Physics Context Builders: A Modular Framework for Physical Reasoning in Vision-Language Models
Vahid Balazadeh, Mohammadmehdi Ataei, Hyunmin Cheong, Amir Hosein Khasahmadi, Rahul G. Krishnan
TL;DR
This work tackles the persistent challenge of physical reasoning in Vision-Language Models by proposing Physics Context Builders (PCBs), modular, simulation-trained perception modules that generate rich physical descriptions to augment larger foundation models via in-context reasoning. PCBs separate perception from reasoning, enabling efficient transfer of physical knowledge without modifying large models, and leverage two description styles—Human Narration and Structured Physics—to enrich context. Empirical results on CLEVRER and Falling Tower show that physics-focused fine-tuning yields substantial gains, with PCBs further boosting performance when integrated with GPT-4o, GPT-4o-mini, and Gemini in both static and dynamic physical tasks, and demonstrate strong Sim2Real transfer. The work also introduces a multi-agent PCB integration framework and conducts thorough ablations to understand data composition and QA-type effects, highlighting both the potential and current limitations of modular, simulation-driven approaches to physical reasoning in VLMs.
Abstract
Physical reasoning remains a significant challenge for Vision-Language Models (VLMs). This limitation arises from an inability to translate learned knowledge into predictions about physical behavior. Although continual fine-tuning can mitigate this issue, it is expensive for large models and impractical to perform repeatedly for every task. This necessitates the creation of modular and scalable ways to teach VLMs about physical reasoning.

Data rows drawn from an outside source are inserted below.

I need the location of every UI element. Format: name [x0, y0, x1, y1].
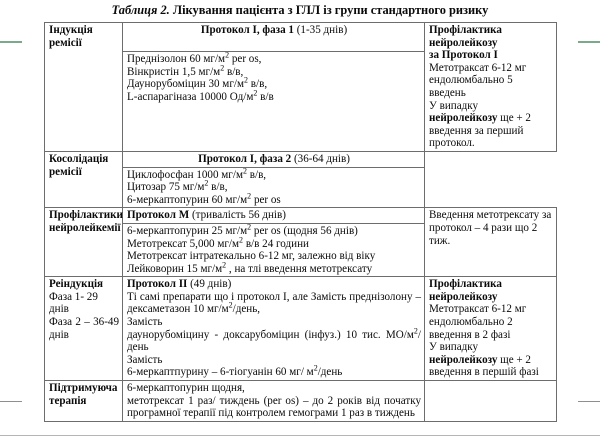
prophylaxis-note-line-2: ендолюмбально 5 — [429, 74, 513, 87]
drug-route-7: рer os — [253, 193, 281, 206]
stage-label-consolidation-1: Косолідація — [49, 152, 109, 165]
stage-cell-reinduction — [45, 277, 123, 381]
drug-name-cytosar: Цитозар — [127, 181, 167, 194]
drug-name-vincristine: Вінкристін — [127, 65, 180, 78]
drug-exp-5: 2 — [242, 165, 247, 175]
table-row — [45, 23, 557, 52]
ri-sup-5: 2 — [313, 363, 318, 373]
drug-dose-mercaptopurine-1: 60 мг/м — [211, 193, 248, 206]
pm-1b: рer os (щодня 56 днів) — [251, 224, 358, 237]
prophylaxis-note-line-5 — [429, 112, 553, 125]
drug-exp-2: 2 — [220, 63, 225, 73]
stage-sub-reinduction-2: Фаза 2 – 36-49 днів — [49, 316, 119, 341]
prophylaxis-note-line-1: Метотраксат 6-12 мг — [429, 61, 527, 74]
drug-line-1 — [127, 50, 421, 66]
drug-name-asparaginase: L-аспарагіназа — [127, 90, 197, 103]
drug-dose-asparaginase: 10000 Од/м — [199, 90, 254, 103]
caption-text: Лікування пацієнта з ГЛЛ із групи стандартного ризику — [172, 3, 489, 17]
prophylaxis-ri-line-4: ендолюмбально 2 — [429, 316, 513, 329]
protocol-duration-induction: (1-35 днів) — [296, 24, 348, 36]
prophylaxis-title-ri-2: нейролейкозу — [429, 290, 498, 303]
left-lower-rule — [0, 401, 22, 402]
maintenance-body — [123, 381, 425, 422]
table-caption — [0, 3, 600, 18]
maintenance-line-1: 6-меркаптопурин щодня, — [127, 382, 245, 395]
stage-label-induction-1: Індукція — [49, 24, 93, 36]
ri-1a: Ті самі препарати що і протокол I, але Замість преднізолону – дексаметазон 10 мг/м — [127, 290, 421, 316]
protocol-duration-m: (тривалість 56 днів) — [191, 209, 286, 222]
drug-route-4: в/в — [260, 90, 274, 103]
drug-exp-7: 2 — [247, 191, 252, 201]
maintenance-line-2: метотрексат 1 раз/ тиждень (рer os) – до 2 років від початку програмної терапії під контролем гемограми 1 раз в тиждень — [127, 394, 421, 420]
prophylaxis-ri-line-3: Метотраксат 6-12 мг — [429, 303, 527, 316]
reinduction-line-2: Замість — [127, 316, 163, 329]
drug-list-consolidation — [123, 167, 425, 208]
pm-2b: в/в 24 години — [243, 237, 309, 250]
drug-line-6 — [127, 178, 421, 194]
prophylaxis-ri-line-7-rest: ще + 2 — [497, 353, 531, 366]
protocol-duration-ii: (49 днів) — [190, 278, 232, 291]
prophylaxis-ri-line-7 — [429, 354, 553, 367]
protocol-duration-consolidation: (36-64 днів) — [293, 152, 350, 165]
stage-label-maintenance-1: Підтримуюча — [49, 382, 118, 395]
drug-name-daunorubicin: Даунорубоміцин — [127, 78, 206, 91]
prophylaxis-note-line-5-rest: ще + 2 — [497, 112, 531, 125]
page-bottom-rule — [0, 435, 600, 436]
prophylaxis-ri-line-6: У випадку — [429, 341, 479, 354]
keyword-neuroleukosis-1: нейролейкозу — [429, 112, 498, 125]
reinduction-line-1 — [127, 291, 421, 316]
stage-label-consolidation-2: ремісії — [49, 165, 82, 178]
pm-sup-2: 2 — [239, 234, 244, 244]
left-edge-marker — [0, 41, 22, 43]
protocol-m-line-2 — [127, 234, 421, 251]
drug-route-2: в/в, — [226, 65, 244, 78]
prophylaxis-cell-maintenance — [425, 381, 557, 422]
stage-label-reinduction: Реіндукція — [49, 278, 104, 291]
protocol-m-line-4 — [127, 260, 421, 276]
pm-4a: Лейковорин 15 мг/м — [127, 262, 223, 275]
pm-1a: 6-меркаптопурин 25 мг/м — [127, 224, 248, 237]
drug-dose-vincristine: 1,5 мг/м — [181, 65, 221, 78]
stage-label-induction-2: ремісії — [49, 36, 82, 49]
protocol-title-induction: Протокол I, фаза 1 — [200, 24, 294, 36]
ri-3a: даунорубоміцину - доксарубоміцин (інфуз.) 10 тис. МО/м — [127, 328, 414, 341]
right-lower-rule — [578, 401, 600, 402]
drug-route-5: в/в, — [249, 168, 267, 181]
protocol-header-consolidation — [123, 151, 425, 167]
table-row — [45, 277, 557, 381]
stage-label-neuroleukemia-1: Профілактики — [49, 209, 123, 222]
prophylaxis-title-line-1: Профілактика — [429, 24, 502, 36]
drug-line-5 — [127, 165, 421, 182]
ri-sup-3: 2 — [413, 325, 418, 335]
protocol-title-m: Протокол М — [127, 209, 190, 222]
prophylaxis-title-ri-1: Профілактика — [429, 278, 502, 291]
ri-3b: /день — [127, 328, 421, 354]
prophylaxis-note-line-6: введення за перший — [429, 124, 524, 137]
prophylaxis-ri-line-8: введення в першій фазі — [429, 366, 539, 379]
ri-1b: /день, — [232, 303, 261, 316]
table-row — [45, 381, 557, 422]
drug-exp-4: 2 — [253, 88, 258, 98]
drug-line-3 — [127, 75, 421, 91]
ri-5b: /день — [317, 366, 343, 379]
drug-dose-cytosar: 75 мг/м — [168, 181, 205, 194]
stage-label-neuroleukemia-2: нейролейкемії — [49, 221, 121, 234]
pm-4b: , на тлі введення метотрексату — [226, 262, 373, 275]
drug-dose-daunorubicin: 30 мг/м — [208, 78, 244, 91]
drug-route-6: в/в, — [211, 181, 228, 194]
drug-exp-1: 2 — [225, 50, 230, 60]
drug-route-1: рer os, — [231, 53, 262, 66]
protocol-cell-reinduction — [123, 277, 425, 381]
prophylaxis-title-line-3: за Протокол I — [429, 49, 498, 62]
stage-cell-maintenance — [45, 381, 123, 422]
protocol-header-induction — [123, 23, 425, 52]
reinduction-line-4: Замість — [127, 353, 163, 366]
right-edge-marker — [578, 41, 600, 43]
reinduction-line-3 — [127, 325, 421, 354]
protocol-title-consolidation: Протокол I, фаза 2 — [198, 152, 292, 165]
drug-dose-cyclophosphamide: 1000 мг/м — [196, 168, 243, 181]
drug-name-mercaptopurine-1: 6-меркаптопурин — [127, 193, 209, 206]
drug-list-induction — [123, 52, 425, 152]
prophylaxis-cell-induction — [425, 23, 557, 152]
reinduction-line-5 — [127, 363, 421, 379]
stage-label-maintenance-2: терапія — [49, 394, 87, 407]
table-row — [45, 151, 557, 167]
pm-2a: Метотрексат 5,000 мг/м — [127, 237, 240, 250]
prophylaxis-note-m: Введення метотрексату за протокол – 4 рази що 2 тиж. — [429, 209, 552, 247]
ri-sup-1: 2 — [228, 300, 233, 310]
stage-cell-neuroleukemia — [45, 208, 123, 277]
stage-cell-induction — [45, 23, 123, 152]
protocol-m-line-3: Метотрексат інтратекально 6-12 мг, залежно від віку — [127, 250, 376, 263]
protocol-title-ii: Протокол II — [127, 278, 188, 291]
drug-route-3: в/в, — [250, 78, 268, 91]
caption-label: Таблиця 2. — [111, 3, 170, 17]
prophylaxis-note-line-7: протокол. — [429, 137, 475, 150]
drug-line-7 — [127, 191, 421, 207]
treatment-protocol-table — [44, 22, 557, 422]
pm-sup-4: 2 — [222, 260, 227, 269]
prophylaxis-cell-neuroleukemia — [425, 208, 557, 277]
prophylaxis-title-line-2: нейролейкозу — [429, 36, 498, 49]
stage-cell-consolidation — [45, 151, 123, 207]
pm-sup-1: 2 — [247, 222, 252, 232]
prophylaxis-cell-reinduction — [425, 277, 557, 381]
drug-exp-6: 2 — [204, 178, 209, 188]
prophylaxis-note-line-3: введень — [429, 86, 466, 99]
drug-line-2 — [127, 63, 421, 79]
protocol-header-m — [123, 208, 425, 224]
drug-line-4 — [127, 88, 421, 104]
drug-exp-3: 2 — [243, 75, 248, 85]
keyword-neuroleukosis-2: нейролейкозу — [429, 353, 498, 366]
protocol-m-line-1 — [127, 222, 421, 238]
drug-dose-prednisolone: 60 мг/м — [189, 53, 226, 66]
stage-sub-reinduction-1: Фаза 1- 29 днів — [49, 290, 98, 316]
ri-5a: 6-меркаптпурину – 6-тіогуанін 60 мг/ м — [127, 366, 314, 379]
prophylaxis-ri-line-5: введення в 2 фазі — [429, 328, 511, 341]
drug-name-cyclophosphamide: Циклофосфан — [127, 168, 194, 181]
drug-list-protocol-m — [123, 223, 425, 276]
table-row — [45, 208, 557, 224]
prophylaxis-note-line-4: У випадку — [429, 99, 479, 112]
drug-name-prednisolone: Преднізолон — [127, 53, 187, 66]
protocol-header-ii — [127, 278, 421, 291]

To that end, we introduce Physics Context Builders (PCBs), a modular framework where specialized smaller VLMs are fine-tuned to generate detailed physical scene descriptions. These can be used as physical contexts to enhance the reasoning capabilities of larger VLMs. PCBs enable the separation of visual perception from reasoning, allowing us to analyze their relative contributions to physical understanding. We perform experiments on CLEVRER and on Falling Tower, a stability detection dataset with both simulated and real-world scenes, to demonstrate that PCBs provide substantial performance improvements, increasing average accuracy by up to 13.8% on complex physical reasoning tasks. Notably, PCBs also show strong Sim2Real transfer, successfully generalizing from simulated training data to real-world scenes.